Chameleon's unique, reconfigurable infrastructure lets researchers bypass some issues that would have come up if the team was running the project on a typical high-performance computing system.
For instance, developing the Node Operating System requires researchers to change the operating system kernel -- the computer program that controls all the hardware components of a system and allocates them to applications.
"There are not a lot of places where we can do that," said Swann Perarnau, a postdoctoral researcher at Argonne National Laboratory and collaborator on the Argo Project. "HPC machines in production are strictly controlled, and nobody will let us modify such a critical component."
However, Chameleon lets scientists modify and control the system from top to bottom, allowing it to support a wide variety of cloud research, and methods and architectures not available elsewhere.
"The Argo project didn't have the right hardware nor the manpower to maintain the infrastructure needed for proper integration and testing of the entire software stack," Perarnau added. "While we had full access to a small cluster, I think we saved weeks of additional system setup time, and many hours of maintenance work, switching to Chameleon."
One of the major challenges in reaching exascale is energy usage and cost.
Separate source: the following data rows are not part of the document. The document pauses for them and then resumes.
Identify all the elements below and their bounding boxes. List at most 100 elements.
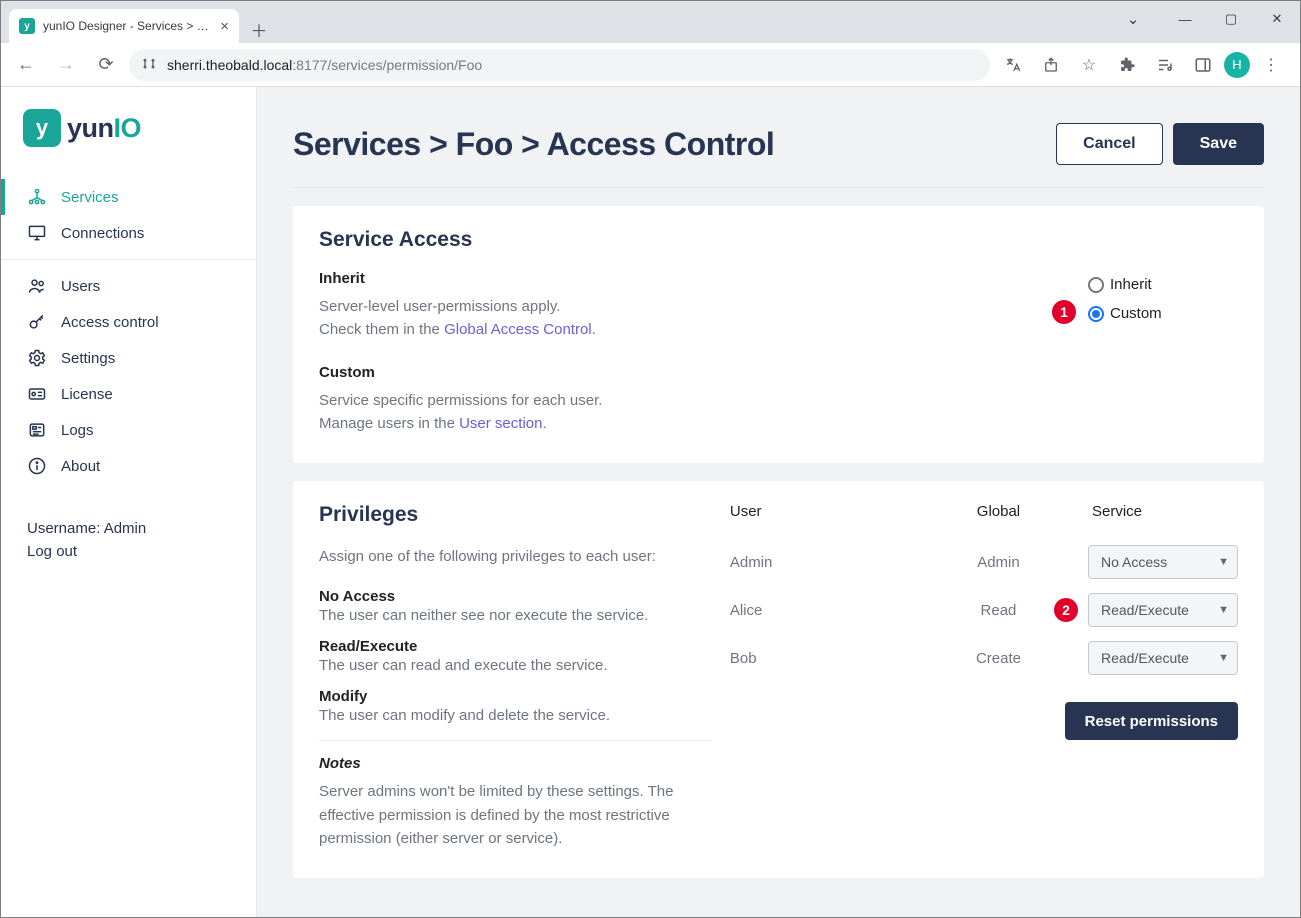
privilege-modify: Modify The user can modify and delete th… <box>319 688 710 724</box>
sidepanel-icon[interactable] <box>1186 48 1220 82</box>
chevron-down-icon[interactable]: ⌄ <box>1110 1 1156 37</box>
sidebar-item-about[interactable]: About <box>1 448 256 484</box>
notes-heading: Notes <box>319 755 710 772</box>
table-row: Alice Read 2 Read/Execute▼ <box>730 586 1238 634</box>
sidebar-item-label: Logs <box>61 422 94 439</box>
connections-icon <box>27 223 47 243</box>
sidebar-item-label: Settings <box>61 350 115 367</box>
window-controls: ⌄ — ▢ ✕ <box>1110 1 1300 37</box>
chevron-down-icon: ▼ <box>1218 652 1229 664</box>
inherit-desc: Server-level user-permissions apply. Che… <box>319 295 1048 342</box>
radio-label: Custom <box>1110 305 1162 322</box>
sidebar-item-users[interactable]: Users <box>1 268 256 304</box>
maximize-button[interactable]: ▢ <box>1208 1 1254 37</box>
save-button[interactable]: Save <box>1173 123 1264 165</box>
site-settings-icon[interactable] <box>141 55 157 74</box>
sidebar-item-logs[interactable]: Logs <box>1 412 256 448</box>
reset-permissions-button[interactable]: Reset permissions <box>1065 702 1238 740</box>
global-access-link[interactable]: Global Access Control <box>444 321 592 338</box>
bookmark-icon[interactable]: ☆ <box>1072 48 1106 82</box>
table-row: Admin Admin No Access▼ <box>730 538 1238 586</box>
inherit-heading: Inherit <box>319 270 1048 287</box>
table-row: Bob Create Read/Execute▼ <box>730 634 1238 682</box>
logs-icon <box>27 420 47 440</box>
radio-icon <box>1088 277 1104 293</box>
sidebar-item-services[interactable]: Services <box>1 179 256 215</box>
forward-button[interactable]: → <box>49 48 83 82</box>
close-window-button[interactable]: ✕ <box>1254 1 1300 37</box>
user-section-link[interactable]: User section <box>459 415 542 432</box>
username-label: Username: Admin <box>27 518 230 541</box>
sidebar: y yunIO Services Connections <box>1 87 257 917</box>
cell-global: Create <box>909 650 1088 667</box>
table-header: User Global Service <box>730 503 1238 538</box>
sidebar-footer: Username: Admin Log out <box>1 500 256 581</box>
sidebar-item-label: About <box>61 458 100 475</box>
sidebar-item-label: Services <box>61 189 119 206</box>
divider <box>293 187 1264 188</box>
license-icon <box>27 384 47 404</box>
info-icon <box>27 456 47 476</box>
reload-button[interactable]: ⟳ <box>89 48 123 82</box>
sidebar-item-label: License <box>61 386 113 403</box>
card-title: Service Access <box>319 228 1238 252</box>
cell-user: Admin <box>730 554 909 571</box>
browser-tab-strip: y yunIO Designer - Services > Foo × ＋ ⌄ … <box>1 1 1300 43</box>
extensions-icon[interactable] <box>1110 48 1144 82</box>
privilege-read-execute: Read/Execute The user can read and execu… <box>319 638 710 674</box>
radio-custom[interactable]: Custom <box>1088 305 1238 322</box>
sidebar-item-settings[interactable]: Settings <box>1 340 256 376</box>
close-icon[interactable]: × <box>220 18 229 35</box>
sidebar-item-label: Connections <box>61 225 144 242</box>
browser-tab[interactable]: y yunIO Designer - Services > Foo × <box>9 9 239 43</box>
sidebar-item-label: Users <box>61 278 100 295</box>
radio-icon <box>1088 306 1104 322</box>
profile-avatar[interactable]: H <box>1224 52 1250 78</box>
cancel-button[interactable]: Cancel <box>1056 123 1162 165</box>
tab-favicon: y <box>19 18 35 34</box>
logo-mark: y <box>23 109 61 147</box>
browser-toolbar: ← → ⟳ sherri.theobald.local:8177/service… <box>1 43 1300 87</box>
kebab-menu-icon[interactable]: ⋮ <box>1254 48 1288 82</box>
radio-label: Inherit <box>1110 276 1152 293</box>
key-icon <box>27 312 47 332</box>
divider <box>319 740 710 741</box>
radio-inherit[interactable]: Inherit <box>1088 276 1238 293</box>
address-bar[interactable]: sherri.theobald.local:8177/services/perm… <box>129 49 990 81</box>
annotation-1: 1 <box>1052 300 1076 324</box>
service-permission-select[interactable]: Read/Execute▼ <box>1088 641 1238 675</box>
annotation-2: 2 <box>1054 598 1078 622</box>
sidebar-item-connections[interactable]: Connections <box>1 215 256 251</box>
service-permission-select[interactable]: No Access▼ <box>1088 545 1238 579</box>
custom-heading: Custom <box>319 364 1048 381</box>
service-access-card: Service Access Inherit Server-level user… <box>293 206 1264 463</box>
minimize-button[interactable]: — <box>1162 1 1208 37</box>
sidebar-item-label: Access control <box>61 314 159 331</box>
sidebar-item-access-control[interactable]: Access control <box>1 304 256 340</box>
translate-icon[interactable] <box>996 48 1030 82</box>
main-content: Services > Foo > Access Control Cancel S… <box>257 87 1300 917</box>
privileges-card: Privileges Assign one of the following p… <box>293 481 1264 878</box>
sidebar-item-license[interactable]: License <box>1 376 256 412</box>
tab-title: yunIO Designer - Services > Foo <box>43 19 212 33</box>
share-icon[interactable] <box>1034 48 1068 82</box>
notes-body: Server admins won't be limited by these … <box>319 780 710 850</box>
app-logo: y yunIO <box>1 87 256 175</box>
logout-link[interactable]: Log out <box>27 543 77 560</box>
chevron-down-icon: ▼ <box>1218 604 1229 616</box>
privileges-table: User Global Service Admin Admin No Acces… <box>730 503 1238 740</box>
new-tab-button[interactable]: ＋ <box>245 15 273 43</box>
service-permission-select[interactable]: Read/Execute▼ <box>1088 593 1238 627</box>
services-icon <box>27 187 47 207</box>
playlist-icon[interactable] <box>1148 48 1182 82</box>
cell-global: Admin <box>909 554 1088 571</box>
url-text: sherri.theobald.local:8177/services/perm… <box>167 57 978 73</box>
privilege-no-access: No Access The user can neither see nor e… <box>319 588 710 624</box>
gear-icon <box>27 348 47 368</box>
cell-user: Alice <box>730 602 909 619</box>
card-title: Privileges <box>319 503 710 527</box>
back-button[interactable]: ← <box>9 48 43 82</box>
breadcrumb: Services > Foo > Access Control <box>293 126 774 163</box>
chevron-down-icon: ▼ <box>1218 556 1229 568</box>
custom-desc: Service specific permissions for each us… <box>319 389 1048 436</box>
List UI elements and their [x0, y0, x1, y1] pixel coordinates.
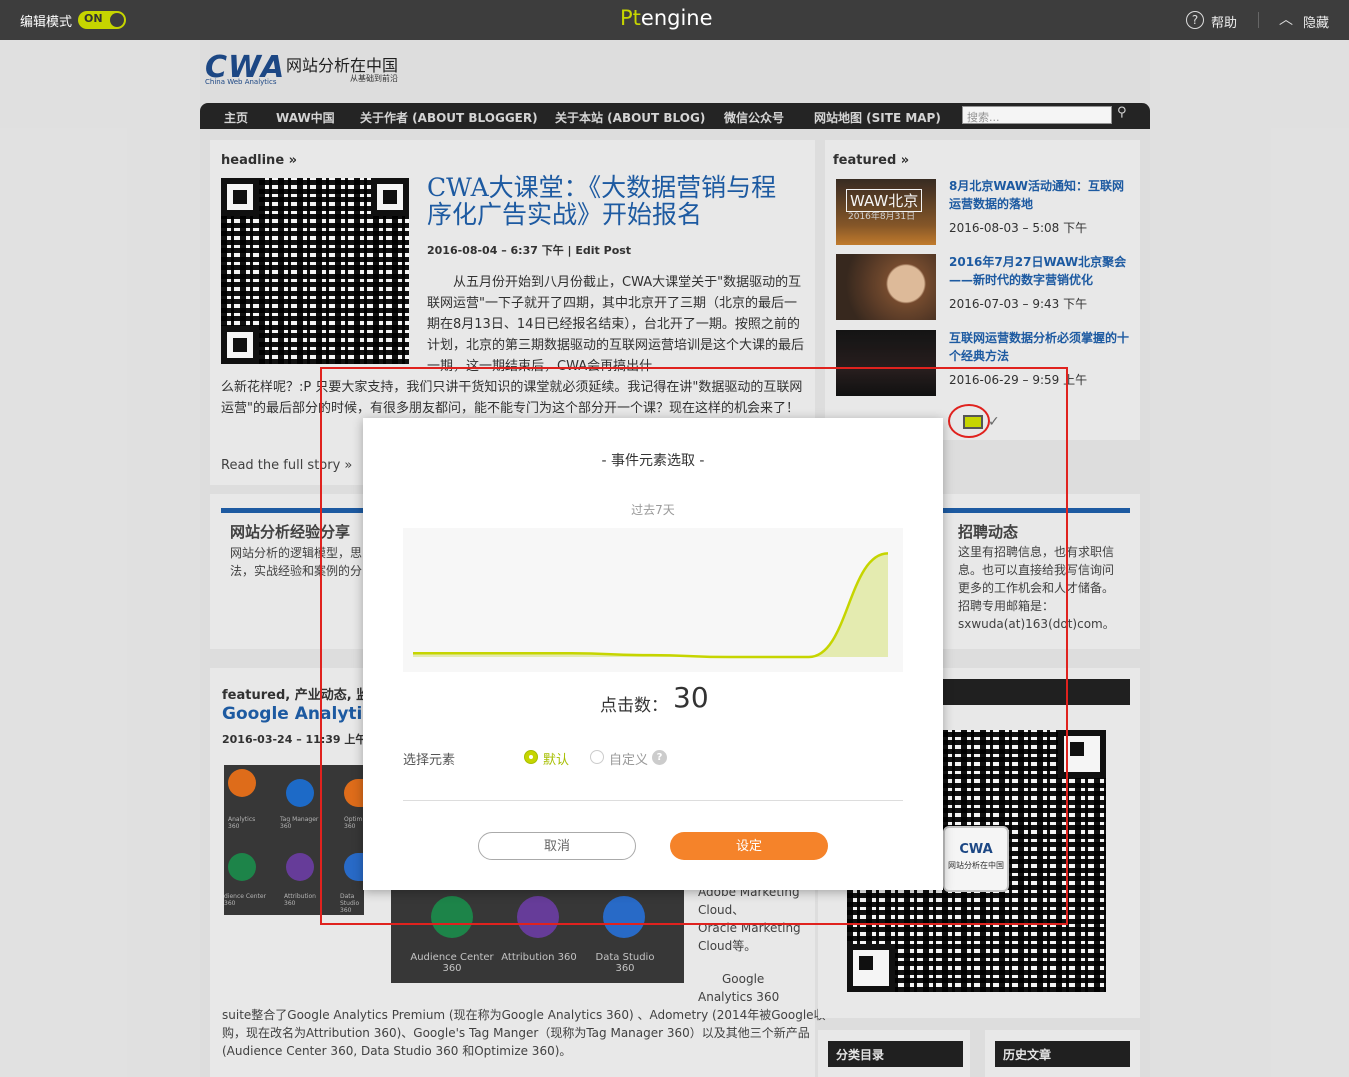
series-line	[413, 552, 889, 659]
event-element-dialog: - 事件元素选取 - 过去7天 点击数： 30 选择元素 默认 自定义 ? 取消…	[363, 418, 943, 890]
chevron-up-icon[interactable]: ︿	[1279, 9, 1293, 29]
help-icon[interactable]: ?	[1186, 11, 1204, 29]
checkmark-icon: ✓	[988, 414, 1000, 430]
brand-engine: engine	[640, 6, 713, 30]
cancel-button[interactable]: 取消	[478, 832, 636, 860]
toolbar-divider	[1258, 12, 1259, 28]
confirm-button[interactable]: 设定	[670, 832, 828, 860]
custom-option-label[interactable]: 自定义	[609, 749, 648, 768]
help-question-icon[interactable]: ?	[652, 750, 667, 765]
hide-button[interactable]: 隐藏	[1303, 12, 1329, 31]
click-trend-chart	[403, 528, 903, 672]
ptengine-logo: Ptengine	[620, 6, 713, 30]
dialog-title: - 事件元素选取 -	[601, 453, 705, 469]
period-label: 过去7天	[631, 503, 675, 517]
edit-mode-toggle[interactable]: ON	[78, 11, 126, 29]
toggle-knob	[110, 13, 124, 27]
custom-radio[interactable]	[590, 750, 604, 764]
toggle-state: ON	[84, 12, 103, 25]
element-marker-icon[interactable]	[963, 415, 983, 429]
click-count-value: 30	[673, 681, 709, 714]
chart-svg	[413, 552, 889, 659]
brand-pt: Pt	[620, 6, 641, 30]
click-count-label: 点击数：	[600, 696, 668, 716]
select-element-label: 选择元素	[403, 753, 456, 768]
default-option-label[interactable]: 默认	[543, 749, 569, 768]
edit-mode-label: 编辑模式	[20, 15, 73, 30]
series-area	[413, 553, 888, 657]
dialog-divider	[403, 800, 903, 801]
default-radio[interactable]	[524, 750, 538, 764]
help-button[interactable]: 帮助	[1211, 12, 1237, 31]
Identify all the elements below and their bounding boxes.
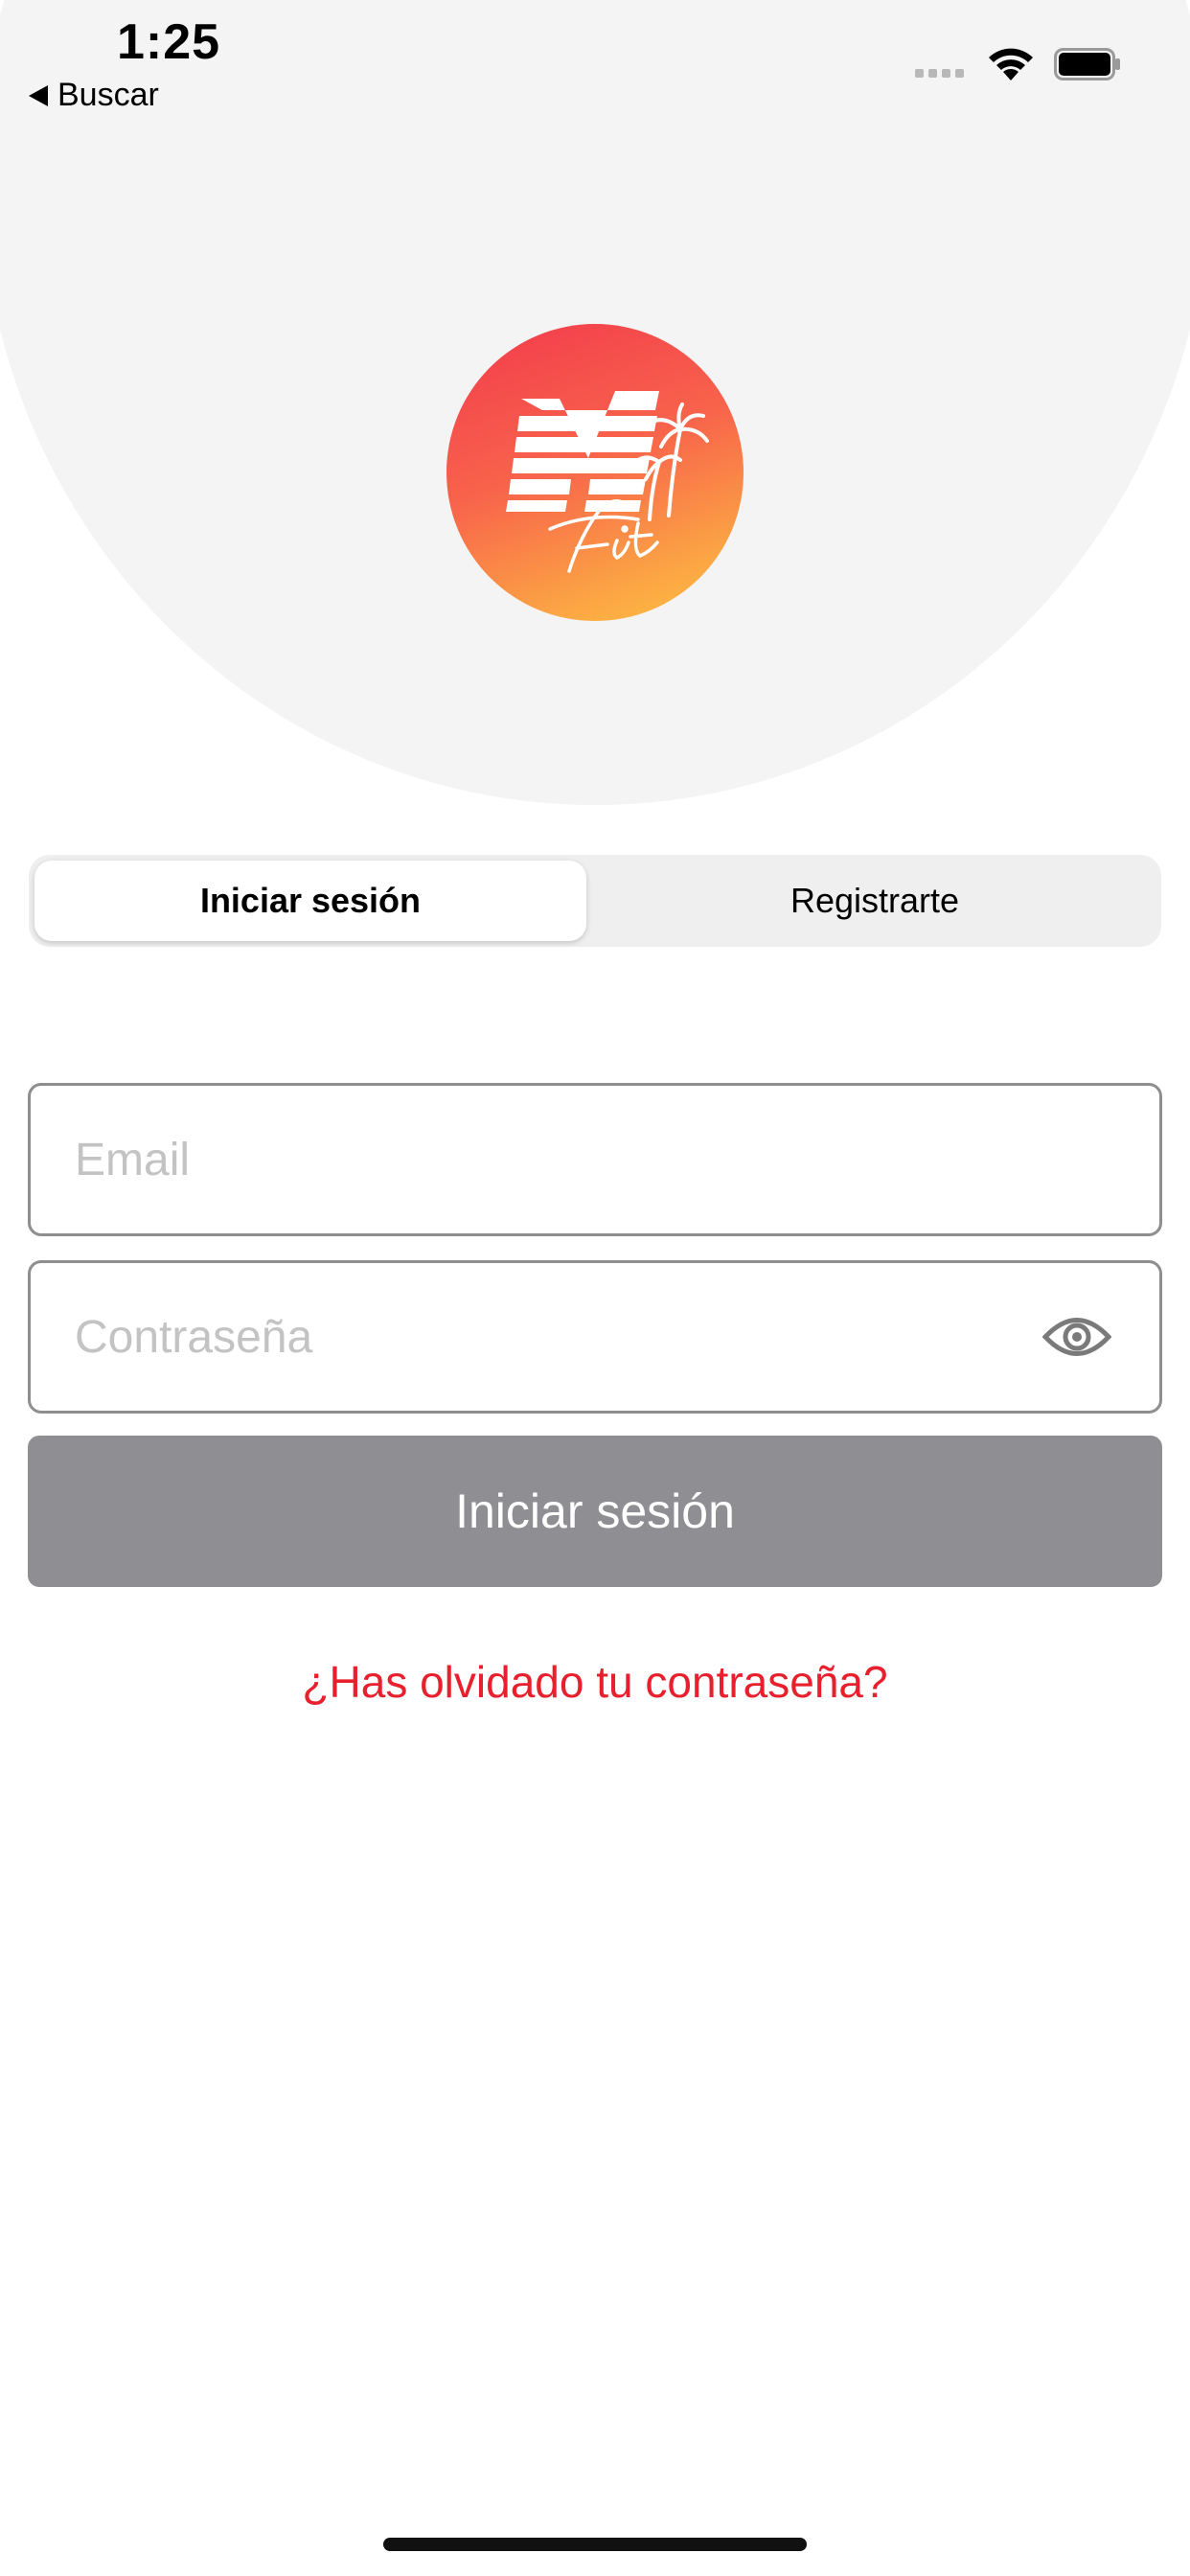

During last year's Supercomputing Conference (SC15), the researchers demonstrated the ability to dynamically control the power usage of 20 nodes during a live demonstration running on Chameleon.
They released a paper this week describing their approach to power management for future exascale systems and will present the results at the Twelfth Workshop on High-Performance, Power-Aware Computing (HPPAC'16) in May.
The Argo team is working with industry partners, including Cray, Intel and IBM, to explore which techniques and features would be best suited for DOE's next supercomputer.
"Argo was founded to design and prototype exascale operating systems and runtime software," Perarnau said. "We believe some of the new techniques and tools we have developed can be tested on petascale systems and refined for exascale platforms."